El control del tráfico aéreo puede evitar pandemias

MADRID, 22 (EUROPA PRESS)

Un estudio español dirigido por investigadores del Instituto de Biocomputación y Física de Sistemas Complejos (BIFI) de la Universidad de Zaragoza y la Universidad Rovira i Virgili de Tarragona muestra cómo el control del tráfico aéreo puede evitar pandemias de virus como el H1N1 de la gripe A o el Síndrome Respiratorio Agudo Severo (SRAS). El trabajo se publica en la edición digital de la revista «Proceedings of the National Academy of Sciences» (PNAS).

Los investigadores han desarrollado un modelo matemático para el estudio de la incidencia de virus o enfermedades infecciosas cuando la transmisión ocurre a través de una red de transporte o comunicación. En el contexto de enfermedades contagiosas, como el SRAS o el virus H1N1, que se transmiten principalmente a través de redes de transporte como la red de conexiones aéreas internacionales, el modelo incorpora los mecanismos de transmisión, lo que permite analizar sus efectos en la incidencia tanto local como global de la enfermedad.

Los investigadores han descubierto que para valores de tráfico pequeños la epidemia se puede llegar a controlar pero cuando el tráfico es intenso, su incidencia puede ser mucho mayor de lo que se esperaba. En este último supuesto, la epidemia será pandémica independientemente de la infectividad del virus o de la enfermedad.

Según explicó a Europa Press Yamir Moreno, del Instituto de Biocomputación y Física de Sistemas Complejos, «nuestro estudio pone de manifiesto la necesidad de considerar el tráfico, en particular el asociado a los mecanismos de transmisión como el tráfico aéreo, como elemento esencial para la propagación de enfermedades infecciosas».

Los modelos actuales de transmisión de epidemias predicen un valor crítico para que éstas comiencen a propagarse de una forma pandémica.
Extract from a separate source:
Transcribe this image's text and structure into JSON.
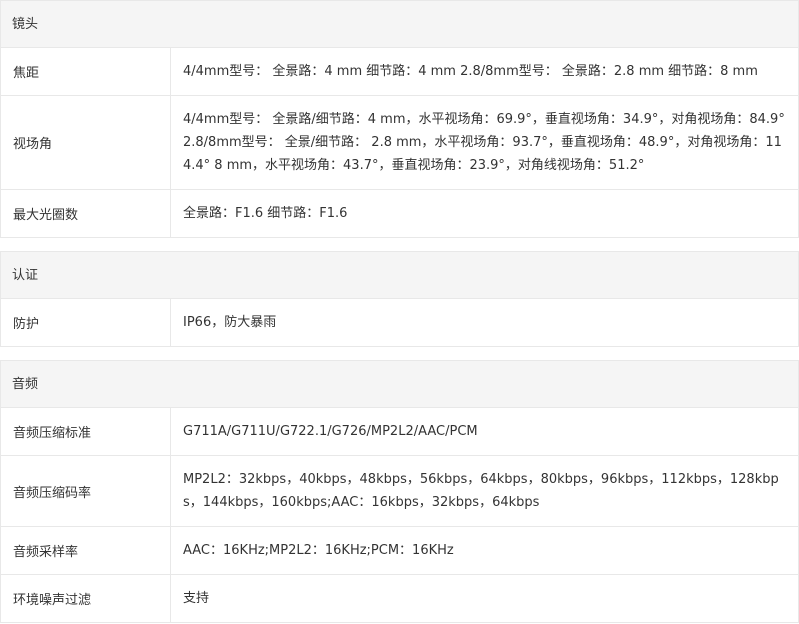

En el caso de enfermedades como el SARS o el H1N1 el estudio muestra que una disminución del tráfico en momentos de contagio epidémico aumenta el valor crítico necesario para que se produzca una pandemia, reduciendo de esta manera la incidencia global de la enfermedad y ofreciendo una ventana temporal a los investigadores para controlar su efecto.
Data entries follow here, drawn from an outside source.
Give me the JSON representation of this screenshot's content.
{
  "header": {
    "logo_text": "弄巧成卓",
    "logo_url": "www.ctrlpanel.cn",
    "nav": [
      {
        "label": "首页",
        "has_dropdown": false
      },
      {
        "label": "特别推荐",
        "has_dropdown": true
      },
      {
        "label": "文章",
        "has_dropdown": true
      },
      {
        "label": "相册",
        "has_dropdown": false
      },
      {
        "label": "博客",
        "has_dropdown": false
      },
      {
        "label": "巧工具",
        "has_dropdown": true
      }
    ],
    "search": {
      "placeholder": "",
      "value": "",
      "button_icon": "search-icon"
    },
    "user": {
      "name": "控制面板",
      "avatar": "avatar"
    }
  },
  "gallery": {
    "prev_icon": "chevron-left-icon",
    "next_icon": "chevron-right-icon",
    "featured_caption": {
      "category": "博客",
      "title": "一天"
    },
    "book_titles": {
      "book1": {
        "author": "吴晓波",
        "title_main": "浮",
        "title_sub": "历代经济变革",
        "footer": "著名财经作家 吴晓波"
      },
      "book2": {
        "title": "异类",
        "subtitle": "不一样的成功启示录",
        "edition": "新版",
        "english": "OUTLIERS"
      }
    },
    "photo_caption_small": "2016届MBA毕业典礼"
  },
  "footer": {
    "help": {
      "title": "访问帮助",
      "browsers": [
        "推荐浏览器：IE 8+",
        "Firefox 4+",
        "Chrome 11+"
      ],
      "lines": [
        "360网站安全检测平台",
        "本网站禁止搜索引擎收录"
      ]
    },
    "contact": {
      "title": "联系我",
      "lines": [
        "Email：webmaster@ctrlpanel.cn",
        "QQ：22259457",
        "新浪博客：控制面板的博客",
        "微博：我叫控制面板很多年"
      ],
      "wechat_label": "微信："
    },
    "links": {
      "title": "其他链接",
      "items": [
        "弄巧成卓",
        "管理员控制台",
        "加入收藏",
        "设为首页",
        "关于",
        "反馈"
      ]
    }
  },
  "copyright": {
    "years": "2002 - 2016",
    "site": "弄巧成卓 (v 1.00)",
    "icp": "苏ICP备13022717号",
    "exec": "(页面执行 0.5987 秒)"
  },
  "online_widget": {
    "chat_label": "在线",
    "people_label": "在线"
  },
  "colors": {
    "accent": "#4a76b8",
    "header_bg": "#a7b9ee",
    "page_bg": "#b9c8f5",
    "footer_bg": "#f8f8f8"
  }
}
Por el contrario, un gran volumen de tráfico implicaría una disminución del umbral epidémico, y como consecuencia un incremento en la incidencia de la enfermedad. «De esta manera, nuestro trabajo permite modelar fluctuaciones estacionales y anticipar el comportamiento del sistema ante una pandemia valorando de una forma más precisa diferentes medidas de control y contención de la enfermedad».
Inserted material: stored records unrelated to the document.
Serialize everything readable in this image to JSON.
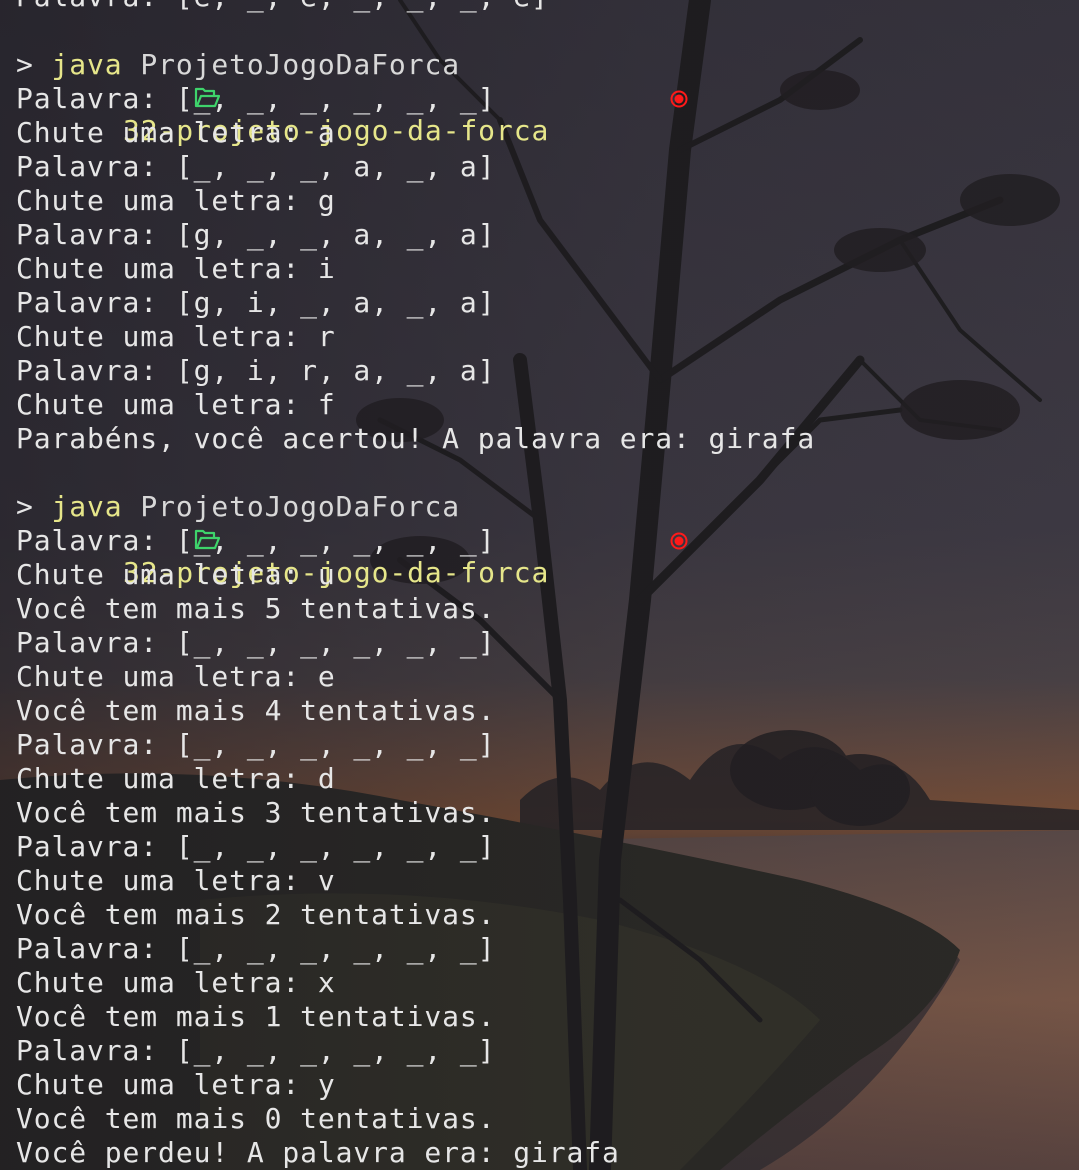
{
  "terminal": {
    "partial_top_line": "Palavra: [e, _, e, _, _, _, e]",
    "sessions": [
      {
        "dir": "32-projeto-jogo-da-forca",
        "caret": ">",
        "command": "java",
        "command_arg": "ProjetoJogoDaForca",
        "output": [
          "Palavra: [_, _, _, _, _, _]",
          "Chute uma letra: a",
          "Palavra: [_, _, _, a, _, a]",
          "Chute uma letra: g",
          "Palavra: [g, _, _, a, _, a]",
          "Chute uma letra: i",
          "Palavra: [g, i, _, a, _, a]",
          "Chute uma letra: r",
          "Palavra: [g, i, r, a, _, a]",
          "Chute uma letra: f",
          "Parabéns, você acertou! A palavra era: girafa"
        ]
      },
      {
        "dir": "32-projeto-jogo-da-forca",
        "caret": ">",
        "command": "java",
        "command_arg": "ProjetoJogoDaForca",
        "output": [
          "Palavra: [_, _, _, _, _, _]",
          "Chute uma letra: u",
          "Você tem mais 5 tentativas.",
          "Palavra: [_, _, _, _, _, _]",
          "Chute uma letra: e",
          "Você tem mais 4 tentativas.",
          "Palavra: [_, _, _, _, _, _]",
          "Chute uma letra: d",
          "Você tem mais 3 tentativas.",
          "Palavra: [_, _, _, _, _, _]",
          "Chute uma letra: v",
          "Você tem mais 2 tentativas.",
          "Palavra: [_, _, _, _, _, _]",
          "Chute uma letra: x",
          "Você tem mais 1 tentativas.",
          "Palavra: [_, _, _, _, _, _]",
          "Chute uma letra: y",
          "Você tem mais 0 tentativas.",
          "Você perdeu! A palavra era: girafa"
        ]
      }
    ]
  },
  "icons": {
    "folder": "folder-open-icon",
    "status": "record-dot-icon"
  },
  "colors": {
    "text": "#e6e6e6",
    "prompt": "#e6e68a",
    "folder": "#3ed36b",
    "status_dot": "#ff1a1a"
  }
}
La principal novedad del trabajo es la introducción del tráfico en el análisis estadístico y en los mecanismos de transmisión de epidemias. «Con este nuevo modelo se pueden predecir la mayoría de los resultados que se observan en costosos modelos computacionales, lo que abre la puerta al diseño eficiente de medidas de control y de nuevas vías alternativas de inmunización y protección contra la enfermedad», añade Moreno.